A journey always begins from a specific location, even if the destination isn’t yet decided.
Although, for the time being, I am not giving energy to church-in-general, I have disengaged from a very specific strand of the Christian tradition, the Anglican expression as embodied in both the Episcopal Church (USA) and the Church of England. If I had t locate myself somewhere on the very broad spectrum that tradition embraces, it would probably be about 3/4 of the way between center and liberal. So, it isn’t, as I said earlier, about having escaped a mind-controlling cult or extremely conservative and exclusionary Christian denomination.
There is much to be praised in Anglican Christianity–and I have spent much of the last twenty years studying the tradition, writing about it, teaching it, and trying to do what I can to advance it and help it prosper. Of the Protestant traditions, it is the one where I find myself most at home. It has a history of intellectual vibrancy and concern for the wider world that, for me, represents the best of what Christianity can be and do.

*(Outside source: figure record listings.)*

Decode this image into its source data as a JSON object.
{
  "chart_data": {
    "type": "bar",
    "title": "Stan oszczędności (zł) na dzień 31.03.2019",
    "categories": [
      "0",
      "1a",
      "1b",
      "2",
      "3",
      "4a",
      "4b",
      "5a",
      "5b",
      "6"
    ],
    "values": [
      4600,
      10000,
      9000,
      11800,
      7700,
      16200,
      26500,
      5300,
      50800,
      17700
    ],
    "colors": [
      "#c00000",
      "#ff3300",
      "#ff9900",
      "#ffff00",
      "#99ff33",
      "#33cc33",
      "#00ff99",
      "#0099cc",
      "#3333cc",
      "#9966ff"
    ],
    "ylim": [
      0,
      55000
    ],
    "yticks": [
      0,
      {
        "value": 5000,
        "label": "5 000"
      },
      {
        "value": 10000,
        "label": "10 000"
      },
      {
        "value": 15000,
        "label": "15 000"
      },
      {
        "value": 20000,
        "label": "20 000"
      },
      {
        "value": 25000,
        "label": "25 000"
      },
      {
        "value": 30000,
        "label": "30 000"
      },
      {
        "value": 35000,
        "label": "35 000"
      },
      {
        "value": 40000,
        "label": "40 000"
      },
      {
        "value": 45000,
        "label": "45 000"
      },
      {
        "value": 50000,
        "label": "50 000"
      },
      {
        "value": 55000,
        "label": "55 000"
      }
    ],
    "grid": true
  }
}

I am particularly influenced by William Temple, perhaps the greatest Archbishop of Canterbury to appear during the twentieth century, and one of the tradition’s leading lights. I am possibly one of the leading scholars on Temple’s thought who is still alive and of pre-retirement age. I get a couple of emails a month concerning the work I have done on that topic, and am pleased (mostly) that people occasionally ask about his work. I wish there were more, and I wish the quality of their inquiries was better than the Episcopal Church Meme on Facebook that ‘quotes’ Temple, but with the most famous thing he never said.

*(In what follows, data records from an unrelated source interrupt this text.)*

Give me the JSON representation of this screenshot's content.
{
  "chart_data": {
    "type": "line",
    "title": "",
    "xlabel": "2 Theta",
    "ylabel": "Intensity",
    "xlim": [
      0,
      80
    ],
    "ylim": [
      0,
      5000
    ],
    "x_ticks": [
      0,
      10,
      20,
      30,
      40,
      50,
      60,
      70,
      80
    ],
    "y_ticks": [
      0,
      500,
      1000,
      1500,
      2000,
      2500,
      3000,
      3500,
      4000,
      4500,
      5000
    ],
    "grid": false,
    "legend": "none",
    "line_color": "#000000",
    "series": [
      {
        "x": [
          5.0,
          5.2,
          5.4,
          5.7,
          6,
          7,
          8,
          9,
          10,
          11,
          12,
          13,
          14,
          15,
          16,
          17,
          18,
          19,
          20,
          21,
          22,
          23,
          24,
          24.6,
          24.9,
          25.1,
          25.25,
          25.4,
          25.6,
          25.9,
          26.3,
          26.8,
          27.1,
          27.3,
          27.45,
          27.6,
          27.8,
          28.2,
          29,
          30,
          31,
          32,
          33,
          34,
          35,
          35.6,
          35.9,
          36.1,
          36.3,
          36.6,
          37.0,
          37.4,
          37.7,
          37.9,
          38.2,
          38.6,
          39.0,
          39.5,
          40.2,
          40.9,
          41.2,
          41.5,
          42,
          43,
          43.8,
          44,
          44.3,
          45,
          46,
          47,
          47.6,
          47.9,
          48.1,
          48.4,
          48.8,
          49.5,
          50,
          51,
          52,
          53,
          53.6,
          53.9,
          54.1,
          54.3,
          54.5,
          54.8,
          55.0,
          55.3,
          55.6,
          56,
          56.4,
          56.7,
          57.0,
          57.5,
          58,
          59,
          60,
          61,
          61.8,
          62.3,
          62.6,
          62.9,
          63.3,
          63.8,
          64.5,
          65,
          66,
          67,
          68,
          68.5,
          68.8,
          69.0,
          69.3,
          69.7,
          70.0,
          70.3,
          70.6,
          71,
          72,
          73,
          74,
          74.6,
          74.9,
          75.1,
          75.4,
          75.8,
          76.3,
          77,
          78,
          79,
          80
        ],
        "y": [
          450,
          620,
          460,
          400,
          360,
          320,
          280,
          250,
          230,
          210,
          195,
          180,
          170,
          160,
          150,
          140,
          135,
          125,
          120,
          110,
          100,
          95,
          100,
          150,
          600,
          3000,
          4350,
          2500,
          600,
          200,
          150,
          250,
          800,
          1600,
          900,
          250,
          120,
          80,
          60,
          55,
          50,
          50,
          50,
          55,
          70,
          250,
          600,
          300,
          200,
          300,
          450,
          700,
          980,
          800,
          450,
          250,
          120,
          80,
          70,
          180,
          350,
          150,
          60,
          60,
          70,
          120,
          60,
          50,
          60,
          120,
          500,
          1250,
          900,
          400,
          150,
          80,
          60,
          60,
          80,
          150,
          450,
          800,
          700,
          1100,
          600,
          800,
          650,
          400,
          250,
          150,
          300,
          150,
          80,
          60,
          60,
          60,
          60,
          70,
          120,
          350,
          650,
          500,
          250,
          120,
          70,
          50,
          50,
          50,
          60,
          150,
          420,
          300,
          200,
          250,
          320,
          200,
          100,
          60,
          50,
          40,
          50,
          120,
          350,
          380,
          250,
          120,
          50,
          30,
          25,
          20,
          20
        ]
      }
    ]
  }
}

But, my life with Anglican Christianity has become a relationship that does not, at this point, flow both ways–it may never have done so. I’ve tried, as a layperson who earned a degree in one of our denominational seminaries, and then went on for a doctorate in theology at a large Catholic university, to offer what I have been told are significant gifts to the church. That’s been rejected or misused for too long. And when relationships cease to be mutual (or you discern they perhaps never were), you separate. There might be a chance to restore the relationship, but the terms the church tends to set (where the leaver ‘repents’ because the failure is entirely on her shoulders) make it less likely.
I have many friends still in the church, and I am glad their relationship with the institution is more satisfying than mine. I hope I can keep my own separation amicable, so that I can continue with these friendships.
The problem is, I want the church to thrive. I don’t see the church wanting the church to thrive. And eventually, no matter how much you love something, you have to give it the freedom to self-destruct if that is what it sincerely wishes to do.